Lute, la historia de un árbol.

Del trabajo salí muy tarde pero mas cansado cuando vi que en el horizonte todavía se veía un sol que ya comenzaba a preparar su despedida. El día estaba tremendo y quería hacer algo para aprovecharlo, así que partí a la casa por el camino largo. Es un camino que atraviesa los cerros madereros donde salgo a sacar fotos, a recoger callampas y a pasear a mis perros. Es un camino de campo, pintoresco y bueno, que tiene sus días de calma contados, que ya está pavimentando. Conecta varios campitos de campesinos con la parcela donde viven mis viejos.

Por uno de estos campos de gente linda iba pasando, cuando allá lejos muy lejos, bien en la cima de un cerro, entre inmensos bosques de sacrificio veo un claro allá arriba muy alto, y en el centro un árbol.

No era un árbol cualquiera. Era un sobreviviente. Alguien que estuvo aquí por un montón de años. De quien su semilla, llegó con el viento. Un árbol medio nativo, igual medio pájaro, que siendo todavía joven, todavía no cachaba que cresta estaba pasando. Yo me dije “Dios mio, como hago para subirme a la copa de ese árbol”.

Pensaba donde podría dejar la moto para caminar a través del bosque a ver si encontraba un sendero que me llevara hacia el árbol, pero encontré un camino que se separaba del mío y con la Fran, nos metimos a ver si nos acercábamos al claro. Atravesando casas y granjas con animales, el claro se iba acercando por mi derecha y ya no lo iba viendo tan lejano. Cuando pensé que seguir avanzando era comenzar a alejarme dejé a la Francisca en la primera casa y me puse a llamar a alguien para atravesar el bosque por su patio. Ya voy aprendiendo un poco mas del respeto, porque no es agradable cuando te van a preguntar el nombre con una escopeta en la mano.

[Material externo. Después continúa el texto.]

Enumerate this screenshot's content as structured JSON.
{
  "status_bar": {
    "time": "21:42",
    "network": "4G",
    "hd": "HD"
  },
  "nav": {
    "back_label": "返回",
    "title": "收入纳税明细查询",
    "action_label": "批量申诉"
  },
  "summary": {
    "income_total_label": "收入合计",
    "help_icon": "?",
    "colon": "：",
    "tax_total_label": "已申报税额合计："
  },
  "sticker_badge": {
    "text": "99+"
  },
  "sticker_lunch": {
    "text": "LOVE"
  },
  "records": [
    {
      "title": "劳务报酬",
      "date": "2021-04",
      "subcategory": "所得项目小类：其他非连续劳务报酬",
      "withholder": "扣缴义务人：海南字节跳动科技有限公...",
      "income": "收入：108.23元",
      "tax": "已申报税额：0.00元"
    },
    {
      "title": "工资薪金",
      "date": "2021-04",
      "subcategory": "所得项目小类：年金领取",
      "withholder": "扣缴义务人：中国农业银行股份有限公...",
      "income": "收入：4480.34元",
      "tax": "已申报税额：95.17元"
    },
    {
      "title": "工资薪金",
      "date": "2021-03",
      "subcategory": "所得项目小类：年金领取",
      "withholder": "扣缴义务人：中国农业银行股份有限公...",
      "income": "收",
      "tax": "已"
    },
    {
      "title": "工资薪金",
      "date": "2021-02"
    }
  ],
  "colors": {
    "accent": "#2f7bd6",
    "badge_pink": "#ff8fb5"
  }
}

Como no salió nadie, pensé esconder la moto en alguna parte y atravesar el campo por un potrero. No me iba a achicar ante nadie que se pusiera catete para que no llegara al claro, pero antes de estacionarme, apareció una señora detrás de una yunta de bueyes junto con una cabrita joven, demasiado linda para andar llena de barro y les pregunté acerca del claro que andaba buscando. La señora no cachaba de que le estaba hablando, hasta que la cabrita con aire impaciente y bien copada de tener que explicarle, deja caer una mano y le dice:

– Ay mami, es ahí donde está el Meñin.

La señora se golpea la frente como castigándose por no haber visto algo tan obvio, y me dijo bien clarito como llegar al claro. Dejé la moto a un lado y me metí cruzando un cerco que tenía puesto un candado. Avancé por una ruta media maderera, donde todavía podían verse los surcos que dejan los palos cuando son arrastrados y fui pendiente de la orientación para no salirme de la ruta. Luego de un sendero medio borroso, atravesando otra reja de alambres, llego por fin al claro.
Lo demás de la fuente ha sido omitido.